Dans la dernière partie de son livre, Adler se livre à un exercice de prospective proprement étourdissant. du plus catastrophiste au plus optimiste, il passe quelques scénarios en revue. le premier verrait l'Iran et la Turquie se déchirer les dépouilles de l'Irak, les premiers soutenant la majorité chiite, les seconds la minorité sunnite pour mieux étouffer les velléités d'indépendance kurdes. de fil en aiguille deux axes se constitueraient : "à un axe chiite Iran – Irak - Liban s'opposerait un axe sunnite Turquie – Syrie - Arabie saoudite" (p. 209).
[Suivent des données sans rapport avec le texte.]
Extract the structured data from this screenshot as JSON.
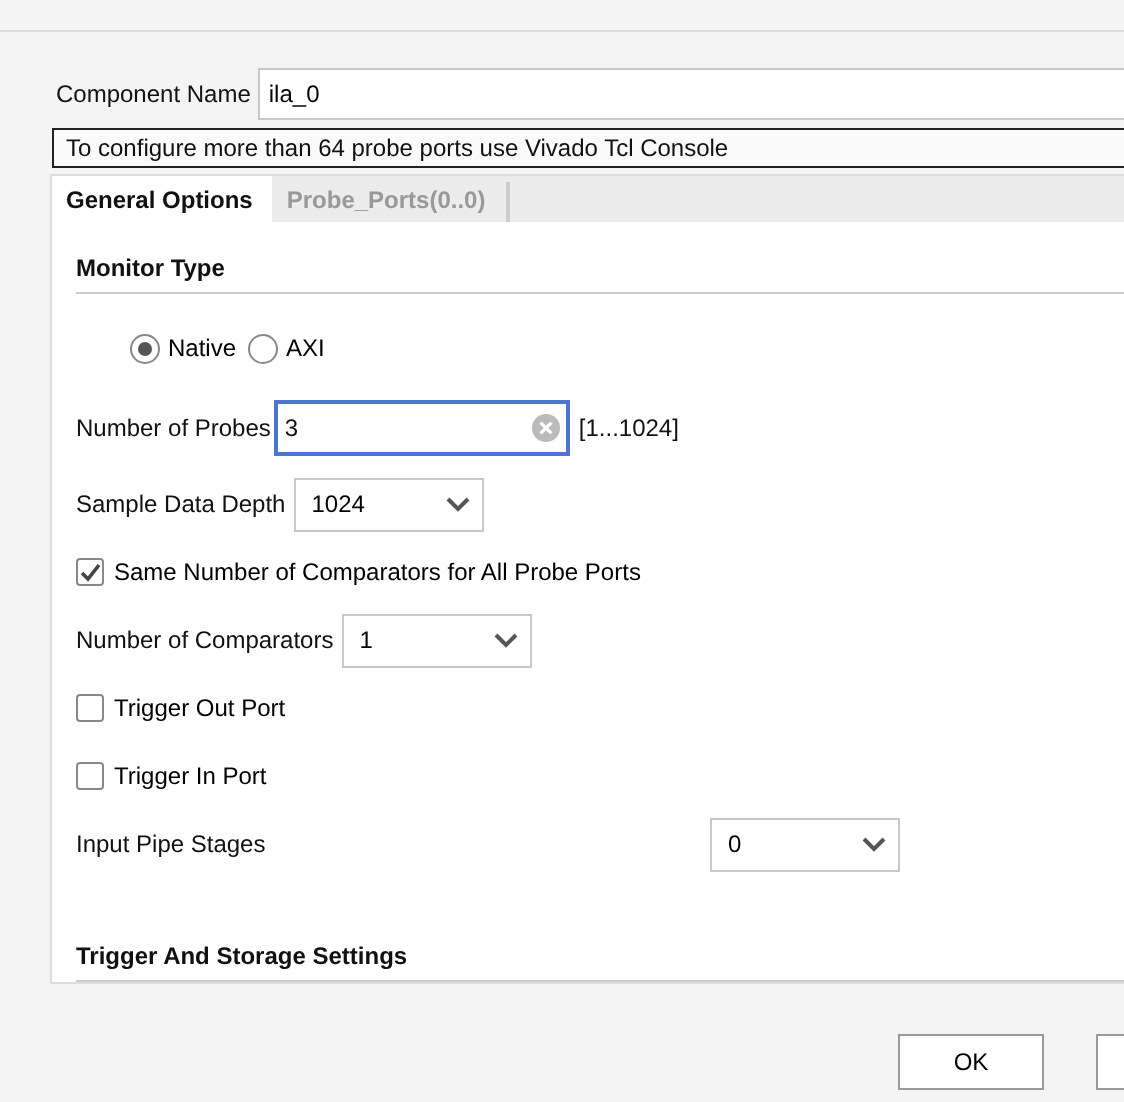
{
  "component_name": {
    "label": "Component Name",
    "value": "ila_0"
  },
  "notice": "To configure more than 64 probe ports use Vivado Tcl Console",
  "tabs": [
    {
      "label": "General Options",
      "selected": true
    },
    {
      "label": "Probe_Ports(0..0)",
      "selected": false
    }
  ],
  "monitor_type": {
    "title": "Monitor Type",
    "options": [
      {
        "label": "Native",
        "selected": true
      },
      {
        "label": "AXI",
        "selected": false
      }
    ]
  },
  "fields": [
    {
      "kind": "text",
      "label": "Number of Probes",
      "value": "3",
      "range": "[1...1024]",
      "focused": true
    },
    {
      "kind": "select",
      "label": "Sample Data Depth",
      "value": "1024"
    },
    {
      "kind": "checkbox",
      "label": "Same Number of Comparators for All Probe Ports",
      "checked": true
    },
    {
      "kind": "select",
      "label": "Number of Comparators",
      "value": "1"
    },
    {
      "kind": "checkbox",
      "label": "Trigger Out Port",
      "checked": false
    },
    {
      "kind": "checkbox",
      "label": "Trigger In Port",
      "checked": false
    },
    {
      "kind": "column_select",
      "label": "Input Pipe Stages",
      "value": "0"
    }
  ],
  "next_section": {
    "title": "Trigger And Storage Settings"
  },
  "buttons": [
    {
      "label": "OK"
    }
  ]
}
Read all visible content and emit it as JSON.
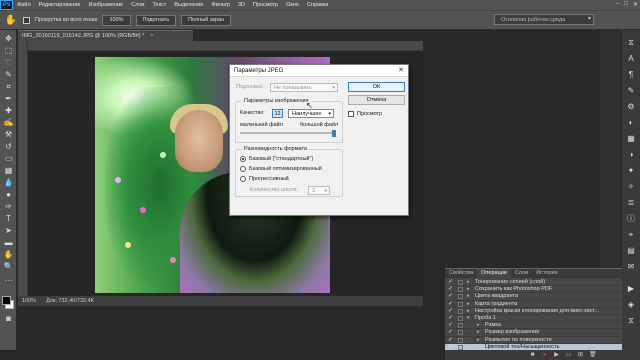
{
  "menubar": {
    "logo": "Ps",
    "items": [
      "Файл",
      "Редактирование",
      "Изображение",
      "Слои",
      "Текст",
      "Выделение",
      "Фильтр",
      "3D",
      "Просмотр",
      "Окно",
      "Справка"
    ],
    "controls": [
      "–",
      "□",
      "✕"
    ]
  },
  "options": {
    "scroll_all_label": "Прокрутка во всех окнах",
    "zoom_100": "100%",
    "fit_label": "Подогнать",
    "fullscreen_label": "Полный экран",
    "workspace": "Основная рабочая среда"
  },
  "document": {
    "tab_title": "IMG_20160119_015142.JPG @ 100% (RGB/8#) *",
    "tab_close": "×",
    "status_zoom": "100%",
    "status_doc": "Док: 732,4К/732,4К"
  },
  "dialog": {
    "title": "Параметры JPEG",
    "close": "✕",
    "matte_label": "Подложка:",
    "matte_value": "Не показывать",
    "ok_label": "ОК",
    "cancel_label": "Отмена",
    "preview_label": "Просмотр",
    "image_options_title": "Параметры изображения",
    "quality_label": "Качество:",
    "quality_value": "12",
    "quality_preset": "Наилучшее",
    "small_file": "маленький файл",
    "large_file": "большой файл",
    "quality_level": 1.0,
    "format_options_title": "Разновидность формата",
    "format_options": [
      "Базовый (\"стандартный\")",
      "Базовый оптимизированный",
      "Прогрессивный"
    ],
    "format_selected": 0,
    "scans_label": "Количество шагов:",
    "scans_value": "3"
  },
  "panel": {
    "tabs": [
      "Свойства",
      "Операции",
      "Слои",
      "История"
    ],
    "active_tab": 1,
    "actions": [
      {
        "label": "Тонирование сепией (слой)",
        "level": 1
      },
      {
        "label": "Сохранить как Photoshop PDF",
        "level": 1
      },
      {
        "label": "Цвета квадранта",
        "level": 1
      },
      {
        "label": "Карта градиента",
        "level": 1
      },
      {
        "label": "Настройка краски клонирования для микс-кист...",
        "level": 1
      },
      {
        "label": "Проба 1",
        "level": 1,
        "expanded": true
      },
      {
        "label": "Рамка",
        "level": 2
      },
      {
        "label": "Размер изображения",
        "level": 2
      },
      {
        "label": "Размытие по поверхности",
        "level": 2
      },
      {
        "label": "Цветовой тон/Насыщенность",
        "level": 2,
        "selected": true
      }
    ]
  },
  "icons": {
    "tool_hand": "hand-icon",
    "colors": {
      "foreground": "#000000",
      "background": "#ffffff"
    }
  }
}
Ce scénario semble toutefois peu crédible à l'auteur. Il estime notamment que l'Irak n'est pas prête à basculer sous domination chiite mais qu'une forme de cohabitation s'y instaurera. Plus optimiste encore, il pense que les ambitions nucléaires de l'Iran seront canalisées.
Ces deux hypothèses sont discutables. Parier sur la pacification de l'Irak, c'est postuler que les Etats-Unis organiseront leur retrait en fonction de l'état du pays, alors que tout porte à croire qu'il sera guidé par les priorités politiques américaines. de la même façon démontrer comme le fait magistralement Adler que l'accession au statut nucléaire de l'Iran conduira, par effet de domino, via l'Egypte, l'Arabie saoudite, la Turquie et même le Japon, à une prolifération mondiale que les Etats-Unis ne sauraient tolérer ne signifie pas pour autant qu'elle soit impossible.

Le message de "Rendez-vous avec l'Islam", comme l'était déjà celui de "J'ai vu finir le monde ancien" est résolument optimiste. Espérons que l'avenir lui donnera raison.